RAPD analyses afford an inexpensive and reliable means of assaying a virtually unlimited number of anonymous sites within bacterial, plant and animal genomes (Ferraris & Palumbi, 1996, chapter 4). And, although questions have been raised regarding the suitability of RAPD analyses for phylogenetic comparisons involving distantly related organisms in which neutral substitutions are likely to be saturated, they have proven to be a particularly valuable tool for the consideration of closely related organisms (Clark & Lanigan, 1993; Ferraris & Palumbi, 1996, chapter 4). Further, RAPD and isozyme analyses have been found to produce very similar results in studies examining intraspecies variation in a variety of organisms such as black spruce (Isabel et al., 1995), cocoa plants (N'Goran et al., 1994) and Trypanosoma (Steindel et al., 1994).

Indeed, the RAPD profiles generated from the genomic DNA of black and sugar maples gave levels of genetic diversity (μ=0.567, σ2=0.083 across their ranges and μ=0.625, σ2=0.058 for a local population) that are generally consistent with those reported by others using a variety of alternative methods (Perry & Knowles, 1990; Foré et al., 1992b; Young et al., 1993; Simon et al., 1995). Further, analyses with RAPD profiles were able to detect differences in genetic similarity between trees that significantly correlated with the physical distance that separated their collection sites (P<0.001). Previous analyses utilizing allozymes suggested that similar differences existed between sugar maples collected across southern Canada (Young et al., 1993) although these were not detected in studies from trees spanning smaller geographical ranges (Perry & Knowles, 1990; Foré et al., 1992a).

Although parsimony (Fig. 1) and cluster analyses were able to group sugar and black maples on the basis of their geographical origins, they failed to do so on the basis of their morphologies.
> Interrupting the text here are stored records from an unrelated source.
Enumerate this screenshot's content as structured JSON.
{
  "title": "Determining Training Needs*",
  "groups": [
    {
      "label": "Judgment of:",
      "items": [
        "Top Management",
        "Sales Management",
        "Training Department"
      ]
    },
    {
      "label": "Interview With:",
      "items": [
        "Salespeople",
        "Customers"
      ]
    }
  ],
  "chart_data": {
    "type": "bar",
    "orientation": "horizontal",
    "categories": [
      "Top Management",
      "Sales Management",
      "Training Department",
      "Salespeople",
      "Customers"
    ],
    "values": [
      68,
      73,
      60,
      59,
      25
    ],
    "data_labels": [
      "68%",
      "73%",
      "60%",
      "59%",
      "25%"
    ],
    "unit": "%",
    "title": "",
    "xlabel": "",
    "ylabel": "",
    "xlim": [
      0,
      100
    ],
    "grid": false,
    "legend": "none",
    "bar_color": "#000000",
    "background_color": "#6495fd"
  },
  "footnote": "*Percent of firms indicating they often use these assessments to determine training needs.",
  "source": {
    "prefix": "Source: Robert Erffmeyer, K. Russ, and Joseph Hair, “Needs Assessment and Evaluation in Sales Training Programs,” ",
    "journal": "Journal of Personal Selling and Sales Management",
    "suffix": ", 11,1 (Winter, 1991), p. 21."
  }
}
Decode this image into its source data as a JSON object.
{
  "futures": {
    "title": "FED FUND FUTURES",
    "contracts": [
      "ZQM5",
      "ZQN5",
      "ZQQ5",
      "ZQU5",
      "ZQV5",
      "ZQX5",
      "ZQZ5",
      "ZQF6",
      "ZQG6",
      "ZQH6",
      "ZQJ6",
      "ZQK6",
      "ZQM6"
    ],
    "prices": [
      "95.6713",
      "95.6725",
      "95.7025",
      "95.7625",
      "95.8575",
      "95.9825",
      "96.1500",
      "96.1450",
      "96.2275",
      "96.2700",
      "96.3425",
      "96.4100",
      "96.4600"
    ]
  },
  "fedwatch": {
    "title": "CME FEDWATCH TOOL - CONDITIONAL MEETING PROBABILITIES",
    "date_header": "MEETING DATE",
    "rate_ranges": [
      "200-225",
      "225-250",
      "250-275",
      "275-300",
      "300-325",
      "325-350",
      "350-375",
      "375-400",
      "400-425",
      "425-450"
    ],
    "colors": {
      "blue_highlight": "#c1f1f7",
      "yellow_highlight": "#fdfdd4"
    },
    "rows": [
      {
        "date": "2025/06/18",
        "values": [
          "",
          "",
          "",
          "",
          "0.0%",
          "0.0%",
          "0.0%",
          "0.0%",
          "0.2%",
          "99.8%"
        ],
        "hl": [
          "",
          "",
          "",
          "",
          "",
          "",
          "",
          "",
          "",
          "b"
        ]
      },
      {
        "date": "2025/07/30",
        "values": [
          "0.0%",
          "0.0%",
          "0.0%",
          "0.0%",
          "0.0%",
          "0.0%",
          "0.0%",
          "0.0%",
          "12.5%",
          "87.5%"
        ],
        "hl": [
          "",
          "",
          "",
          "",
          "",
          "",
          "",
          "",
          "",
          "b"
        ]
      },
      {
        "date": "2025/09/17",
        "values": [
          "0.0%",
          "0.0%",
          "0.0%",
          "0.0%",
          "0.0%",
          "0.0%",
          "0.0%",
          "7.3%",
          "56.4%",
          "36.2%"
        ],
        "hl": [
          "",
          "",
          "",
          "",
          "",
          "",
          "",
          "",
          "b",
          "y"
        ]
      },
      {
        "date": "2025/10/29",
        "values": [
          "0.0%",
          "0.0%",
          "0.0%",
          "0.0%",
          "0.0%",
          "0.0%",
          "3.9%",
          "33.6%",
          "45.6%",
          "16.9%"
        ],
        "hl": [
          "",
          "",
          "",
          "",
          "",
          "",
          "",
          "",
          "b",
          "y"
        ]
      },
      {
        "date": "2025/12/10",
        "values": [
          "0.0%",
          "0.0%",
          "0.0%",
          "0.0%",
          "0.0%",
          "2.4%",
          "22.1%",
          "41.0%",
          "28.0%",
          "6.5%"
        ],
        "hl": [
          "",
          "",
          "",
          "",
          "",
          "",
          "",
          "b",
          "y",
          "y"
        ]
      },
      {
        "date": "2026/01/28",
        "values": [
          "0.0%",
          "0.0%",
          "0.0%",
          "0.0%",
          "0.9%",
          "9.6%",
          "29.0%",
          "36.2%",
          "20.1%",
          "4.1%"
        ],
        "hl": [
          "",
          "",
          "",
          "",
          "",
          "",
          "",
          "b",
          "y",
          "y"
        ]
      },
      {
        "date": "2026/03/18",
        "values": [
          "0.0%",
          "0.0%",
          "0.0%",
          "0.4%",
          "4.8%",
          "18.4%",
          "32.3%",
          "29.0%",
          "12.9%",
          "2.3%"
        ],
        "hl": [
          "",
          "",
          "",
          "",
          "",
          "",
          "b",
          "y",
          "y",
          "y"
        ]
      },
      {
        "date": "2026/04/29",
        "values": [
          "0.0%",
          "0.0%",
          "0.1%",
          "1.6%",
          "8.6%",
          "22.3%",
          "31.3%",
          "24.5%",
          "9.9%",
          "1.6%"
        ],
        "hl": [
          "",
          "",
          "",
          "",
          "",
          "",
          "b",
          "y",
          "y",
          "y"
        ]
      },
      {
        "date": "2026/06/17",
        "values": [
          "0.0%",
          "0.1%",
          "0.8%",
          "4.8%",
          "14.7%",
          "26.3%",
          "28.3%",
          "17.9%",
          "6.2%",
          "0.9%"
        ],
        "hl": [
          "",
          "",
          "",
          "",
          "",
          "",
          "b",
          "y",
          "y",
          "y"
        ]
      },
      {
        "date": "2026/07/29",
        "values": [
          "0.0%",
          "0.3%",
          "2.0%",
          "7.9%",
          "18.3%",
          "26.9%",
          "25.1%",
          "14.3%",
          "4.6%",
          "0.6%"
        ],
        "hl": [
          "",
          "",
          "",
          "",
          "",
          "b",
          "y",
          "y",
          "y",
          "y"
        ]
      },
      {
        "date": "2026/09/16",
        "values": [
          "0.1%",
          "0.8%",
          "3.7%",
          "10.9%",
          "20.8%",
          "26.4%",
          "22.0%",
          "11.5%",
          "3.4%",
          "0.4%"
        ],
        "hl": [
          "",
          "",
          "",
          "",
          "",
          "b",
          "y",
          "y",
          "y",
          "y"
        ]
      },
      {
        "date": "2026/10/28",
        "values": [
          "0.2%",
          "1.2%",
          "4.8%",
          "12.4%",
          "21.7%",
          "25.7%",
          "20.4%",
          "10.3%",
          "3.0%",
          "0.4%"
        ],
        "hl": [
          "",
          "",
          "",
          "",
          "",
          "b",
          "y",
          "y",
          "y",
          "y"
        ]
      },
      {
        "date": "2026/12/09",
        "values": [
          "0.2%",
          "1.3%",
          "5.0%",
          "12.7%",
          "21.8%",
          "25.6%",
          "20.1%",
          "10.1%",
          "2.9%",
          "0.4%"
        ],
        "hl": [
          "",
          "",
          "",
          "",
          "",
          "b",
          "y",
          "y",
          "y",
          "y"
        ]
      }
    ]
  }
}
Furthermore, analyses using a larger number of RAPD polymorphisms failed to resolve black and sugar maples from a single, small collection site into separate clades (Fig. 2).

Thus, analyses of RAPD profiles generated from black and sugar maples collected throughout their ranges indicate that trees with these very distinctive morphologies are not genetically isolated. Despite their different adaptive advantages (Desmarais, 1952; Kriebel, 1957; Graves, 1994b), extensive hybridization of these trees where their ranges overlap appears to have made their respective gene pools indistinguishable. The implied absence of a substantive barrier to gene flow undermines the basis for assigning separate species designations to trees with the nigrum and saccharum morphologies. The morphological differences between these maples may be caused by environmental stimuli (Desmarias, 1952)or may simply reflect the extremes of a range of phenotypes governed by a relatively small number of genes.

When hybridization between A. nigrum and A. saccharum trees does occur, the traits characteristic of A. saccharum have been observed to be marginally dominant (Dansereau & Desmarais, 1947) and this has resulted in concern regarding the possible loss of a true-breeding, naturally occurring A. nigrum stock in North America. The extent to which these morphologies have been naturally maintained despite homogenizing gene flow between them since (and perhaps, during) the last ice age makes such concerns appear to be unfounded.